Ela faz o que pedi e inicia uma ligação com Juan. Ele me pediu que fizesse isso e três cabeças pensam melhor que duas. Quando ele atende, eu começo:

— Temos três cartas: a do galpão, a que Amanda entregou para Cecília com a ameaça e a que chegou até a delegacia. A que chegou aqui e estava junto com os olhos de Francisca é igual à do galpão, que estava com os olhos da Cinthia. Elas foram impressas. A saliva na fita da última carta tem vínculo com Francisca e Cinthia. — Nayara concorda com a cabeça. — Tem a carta da Cecília, com digitais da Amanda e dela, o que deixa claro que não foi entregue por um carteiro, então Amanda sabia onde a Cecília morava e colocou a carta no quarto dela, ou entregou pessoalmente — deduzo. Recupero o fôlego. — O Caçador de Olhos mantém os olhos conservado, o que é horrível, e tem ligação com esse caso, porque um par deles chegou aqui. Então, mesmo que não seja ele, ele está envolvido.

— Ou é mesmo o Caçador de Olhos? — Nayara pergunta. — Ele está ligado aos crimes. — A garota de cabelos pretos argumenta, e eu concordo com ela, mas algo ainda me incomoda. — Tipo, se focarmos só em encontrar ele, isso vai andar mais rápido.

Nayara é muito minimalista. Óbvia.

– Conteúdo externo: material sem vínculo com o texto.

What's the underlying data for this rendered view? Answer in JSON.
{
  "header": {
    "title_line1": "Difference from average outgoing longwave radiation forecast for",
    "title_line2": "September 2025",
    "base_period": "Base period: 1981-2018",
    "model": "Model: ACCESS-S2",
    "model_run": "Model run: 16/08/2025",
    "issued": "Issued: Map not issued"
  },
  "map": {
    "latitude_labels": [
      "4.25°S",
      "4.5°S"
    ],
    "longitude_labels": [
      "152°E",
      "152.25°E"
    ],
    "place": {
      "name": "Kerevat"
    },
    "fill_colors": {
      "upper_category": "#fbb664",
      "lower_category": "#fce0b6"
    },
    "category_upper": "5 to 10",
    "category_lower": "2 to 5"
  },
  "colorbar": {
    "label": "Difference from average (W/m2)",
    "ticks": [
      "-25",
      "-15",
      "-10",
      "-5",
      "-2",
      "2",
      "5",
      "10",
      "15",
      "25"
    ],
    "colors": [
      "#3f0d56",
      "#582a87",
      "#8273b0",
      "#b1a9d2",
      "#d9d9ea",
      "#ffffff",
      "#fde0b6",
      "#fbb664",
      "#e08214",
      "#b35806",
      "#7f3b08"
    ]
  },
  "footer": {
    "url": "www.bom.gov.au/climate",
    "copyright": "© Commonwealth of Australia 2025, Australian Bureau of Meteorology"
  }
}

Porém, seria injusto exigir tanto que ela siga o meu raciocínio se nem meu chefe se convenceu dele.

— Não. — Aponto para o arquivo que registra a música que estava na carta escrita por Cassandra e que foi murmurada por ela em vídeo. — Ela confessou sem que notassem. O Caçador de Olhos nunca deu nenhum indício que suas vítimas estavam vivas. Ele não se importava com o isso, mas essa outra pessoa... Ela se importa. Quer que continuemos procurando — concluo, Nayara franze o cenho.

— Você acha que foi uma delas? A Cassandra?

— Eu não disse isso.

Engulo em seco.

— Por que essa frase não está no arquivo de música também?

A estagiária está apontando para uma frase ao lado da música da Pitty. É frase dita na ligação: Cassandra diz que suas costas doem e que ela está tão entediada quanto eu.

— Tá traduzida, mas é uma música do Nirvana. — Pega seu celular e digita depressa enquanto apenas a observo. — Aqui. — Levanta-se e caminha até mim, ficando à minha direita antes de rolar a tradução. — Tipo, ela trocou Polly por Cassandra, mas ainda são as mesmas palavras, não entra em música? Não?

Fico em silêncio por alguns segundos, apenas encarando a tela, e me apoio na cadeira. Digo:

— Não sabia que era uma música — assumo. Nayara me olha um pouco perdida, passa a mão pelos cabelos e pega a ficha do caso na mão. — Matheus falou que a Cecília gostava de traduzir os trechos de músicas e livros. Isso só confirma que era ela.

— Então são duas músicas — corrige Nayara, e assinto. — Música? Por quê?

Antes que possa responder, observo Amanda sendo levada até a sala de interrogatório. Meu coração pesa, balaço a cabeça tentando afastar o pensamento de culpa. Ela não tem nada a ver com tudo isso.

— Pegamos — Juan se intromete pela primeira vez, olho o celular. É, pegamos. Prova circunstancial, podemos pegar o DNA. — Eu te encontro em 3 horas.

— Laura? — chama a estagiária, que também seguia a Amanda com os olhos. — Eu posso assistir? — pergunta e não seguro um riso fraco. — Não?

— Não vai precisar. — Coloco a mão sobre o ombro da menina. — Nayara... Eu sei porquê da música. — Passo o olhar por Amanda no exato minuto que ela me encara aflita. — Nirvana. Música. Maternidade. Igreja. Eu estava certa.

Porra.

Começo a recolher os papéis depressa no mesmo minuto que Nayara dá um pulo surpresa com minha mudança brusca de movimento.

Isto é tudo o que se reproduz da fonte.